People will think you're fascinating when you use these tips about talking to anyone about anything!
There was a time in my life when my children were small and I was recently divorced, that I needed to work part time. I had few office skills, not even typing, so I was pretty depressed at the thought of finding something I could do and get paid for. Then I met Renee, a woman who owned a market research business. Renee focused on conducting specialized one-to-one interviews, often by appointment, about a wide variety of topics concerning both products and opinions.
Renee and I hit it off immediately and she put me right to work. The best thing about the job was that you didn't need any training or special knowledge. All you had to do was ask pre-written questions and record the answers. Sometimes I questioned specific people that she had lined up, while at other times I had to approach total strangers or find my own interviewees. It was quite challenging yet offered me unforeseen revelations about human nature. Each assignment was a surprise.
My very first survey was quizzing women of all ages about their birth control preferences! I had to find a certain number of women who were married, a number who were unattached and quotas in different age ranges. What a challenge to cut my teeth on! At first I was embarrassed to even approach a strange woman to discuss such an intimate area of her life, but after a few attempts my stage fright disappeared. What surprised me the most was how willing my informants were to discuss this very private topic with a stranger. As time went on I talked with many people of all ages and all economic groups. I never knew from job to job what the topic would be. I remember going to informants' homes to have them taste alcohol and tell me their preferences as well as having interviews that sometimes lasted over an hour discussing attitudes and fears about life issues. Some people opened up and shared very intimate information about themselves, their relationships and life in general. It was quite an education in human nature.
Soon after completing an assignment in which I quizzed owners of Chevrolets and Fords, mostly men, about their opinions, I went to a single's party hoping to meet an eligible man. I was pretty ill at ease as I looked over the group. All my insecurities came flooding over me. I didn't feel pretty enough or young enough or something else enough to attract a handsome man. Suddenly it dawned on me that most of the men at the party had cars, and whether they were Chevrolets or Fords, they most likely had some interest or opinions about cars.
Therefore, I picked a good-looking guy and started a conversation with him. I told him who I was and that I had recently had a lot of fun interviewing car owners about their opinions. Before I got much further he interrupted me to launch into his history with cars and his know-how about which cars were the best and why. All I had to do was stand there and smile as if I really knew what he was talking about. I had a great deal of fun doing this: start the conversation and then listen. Toward the end of the evening the man I was conversing with said, "You are the most interesting woman I have met here tonight." From my point of view, all I had done actually was to smile a lot and occasionally ask some questions that would keep my partner involved in a subject that he felt expert in.
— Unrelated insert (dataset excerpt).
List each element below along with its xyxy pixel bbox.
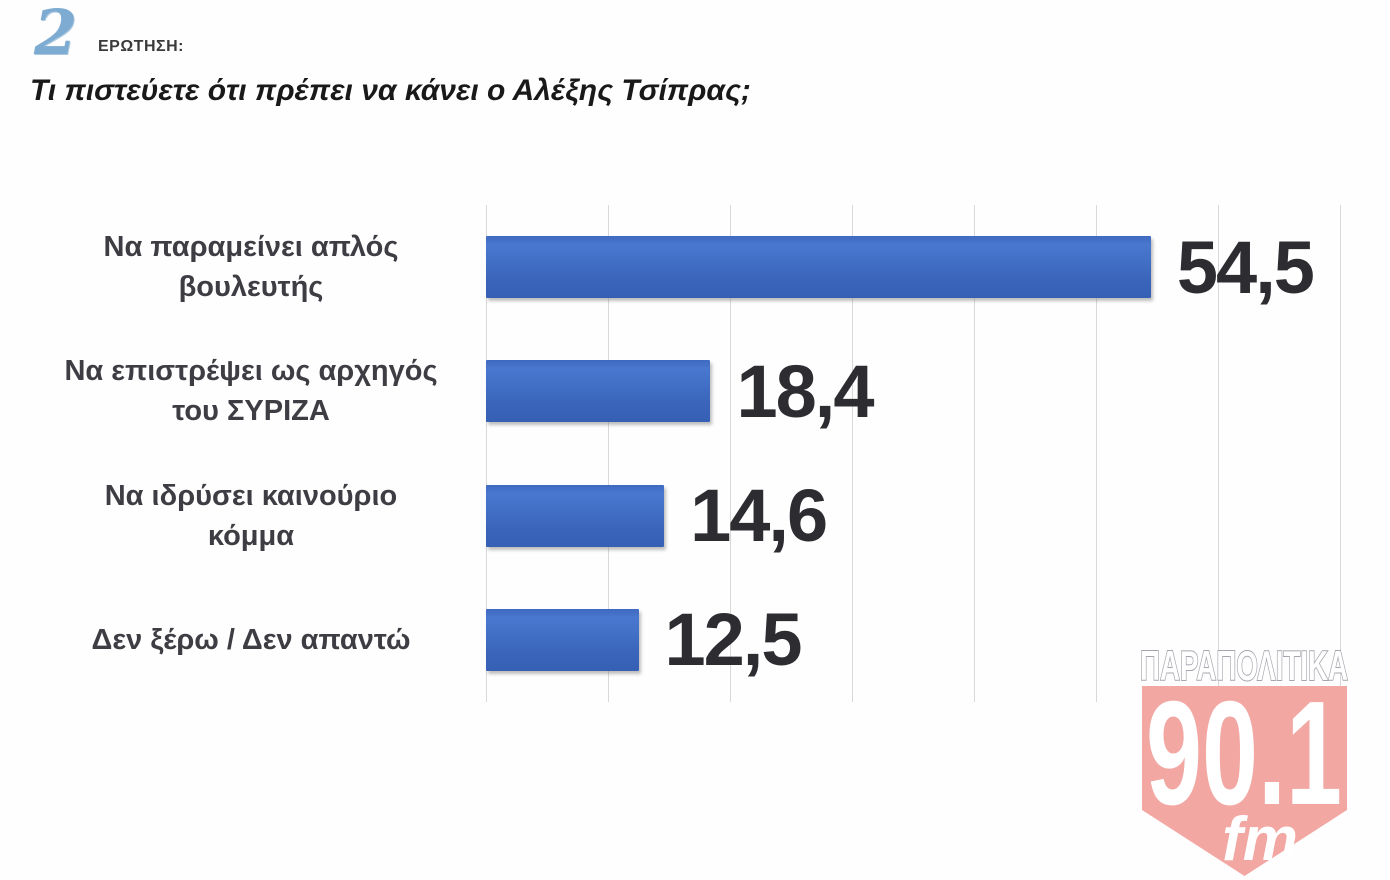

That experience taught me that I didn't have to feel ill at ease in social situations and wait for someone else to initiate the conversation. I could take the lead and offer an observation, opinion or question about a familiar or shared subject or issue. You will be astonished by the amount of information or thoughts that others will disclose to you even it you are a stranger. The key to success in my own experience stemmed from the fact that market research is not based on fact. It is based on opinion, and everyone has an opinion and will stick by it! It doesn't matter if you start a conversation about politics, fashion, parenting, movies, or cars, most people will gladly offer their 2 cents worth as if they were experts. Afterwards they may very likely tell someone that they found you very easy to talk with and that you were very interesting!
Recently I realized how important my know-how as a market researcher was to me when I became a psychotherapist. As a market researcher I learned how to be interested and accepting of a wide variety of people of all ages, races, sexual persuasions, and economic groups without bias. In many ways I am still doing market research since my clients feel comfortable sharing intimate details with me as I listen without judgment.
The next time you are in a situation where you are with strangers and feel awkward starting a conversation, think about a topic that most people share. It might have to do with current events or politics. Some topics are universal such as our pets, healthy eating, how to manage a teenager, favorite vacations spots, or even the weather. Take your attention off of your own discomfort and focus on the stranger you are facing. Instead of being the "expert" become the inquiring reporter and see what happens next.